The World Health Organization (WHO) may have lifted the mosquito-born virus' "global emergency" tag, but it doesn't mean the Zika virus no longer poses a threat to public health. In fact, scientists and doctors are only starting to know the severity of the effects of the virus.
As we already know, Zika is most devastating on pregnant women. Infection during pregnancy could lead to a baby born with several neurological conditions, including microcephaly, a condition where babies have abnormally small heads due to their underdeveloped brains. Some defects can develop a few months after birth.
Mosquitos that carry dengue, the Aedes aegypti, are the main culprits in spreading the Zika virus. However, there's another highly possible carrier from the same mosquito family, the Aedes albopictus, or the Asian tiger mosquito -- and this mosquito is also present here in our country.
According to a study published in the Journal of Medical Entomology, the Asian Tiger mosquito was found to carry Zika virus RNA, a nucleic acid present in all living cells (think DNA's twin sibling). It was shown to be present in male mosquitos, which means the virus had been genetically passed on from previous generations.
Researchers from the Florida Medical Entomology Laboratory at the University of Florida collected the eggs from some households in Brazil, hatched the eggs in the lab, and then tested them for the presence of the virus. The team, however, didn't find traces of the live virus.
Although the Asian tiger mosquito has not yet been reported to have infected any individual, it does pose a significant public health concern. "Our results mean that Aedes albopictus may have a role in Zika virus transmission," study lead author Dr. Chelsea Smartt tells Tech Times.
The new potential Zika carrier is a more widely-spread species of mosquitos. While it is endemic in Southeast Asian countries like the Philippines, it has adapted to colder climates in Europe and the U.S. It could help widen the extent of the Zika virus infection.
Aside from having striped legs, "part of the reason it is called 'tiger' is also because it is very aggressive," Dina Fonseca, associate professor of entomology at Rutgers University, told Live Science. "You can try and swat it all you want, but once it's on you, it doesn't let go." It also bites 24/7 unlike its cousins, which only bites during the daytime.

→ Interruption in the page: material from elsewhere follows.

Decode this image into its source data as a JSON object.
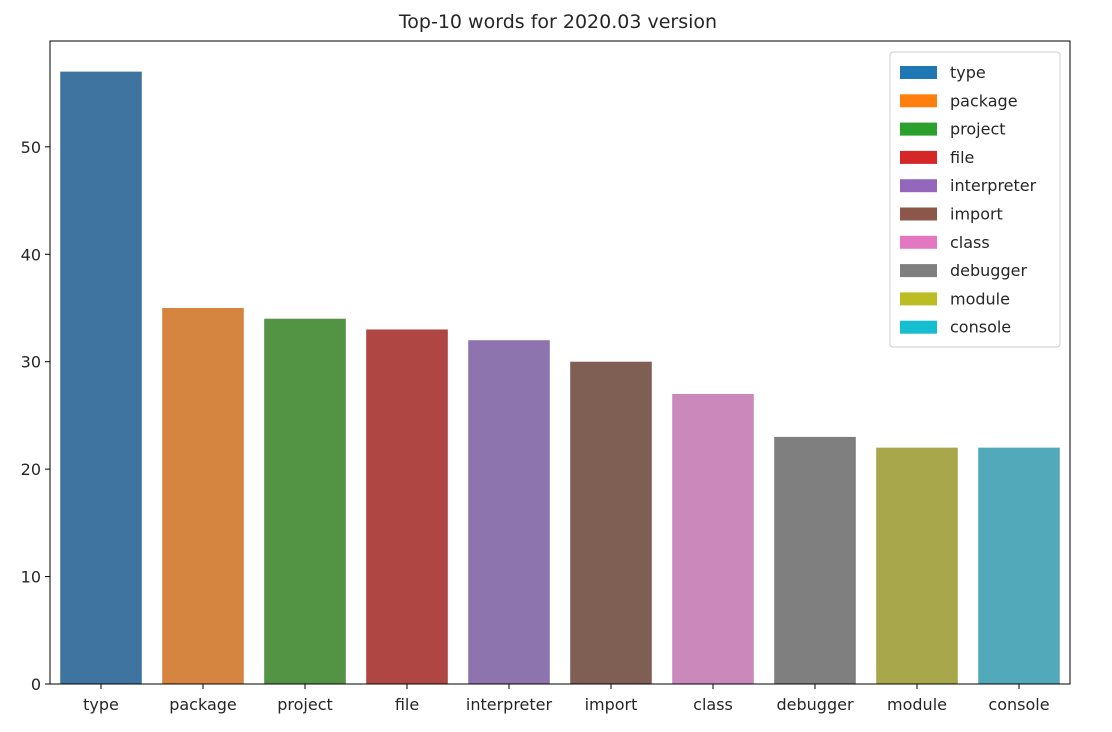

The slightly good news is the Asian tiger mosquito mostly bites animals, compared to its cousins who prefer to feed on people, according to the U.S. Centers for Disease Control and Prevention (CDC). Still, the species had been responsible for spreading dengue fever and chikungunya, as well as two types of encephalitis, or acute inflammation of the brain.
Currently, there is no cure or vaccine for Zika or chikungunya. The Philippines has reported more than 50 Zika infections, so far. It's best to stay vigilant in protecting our family against these mosquitos.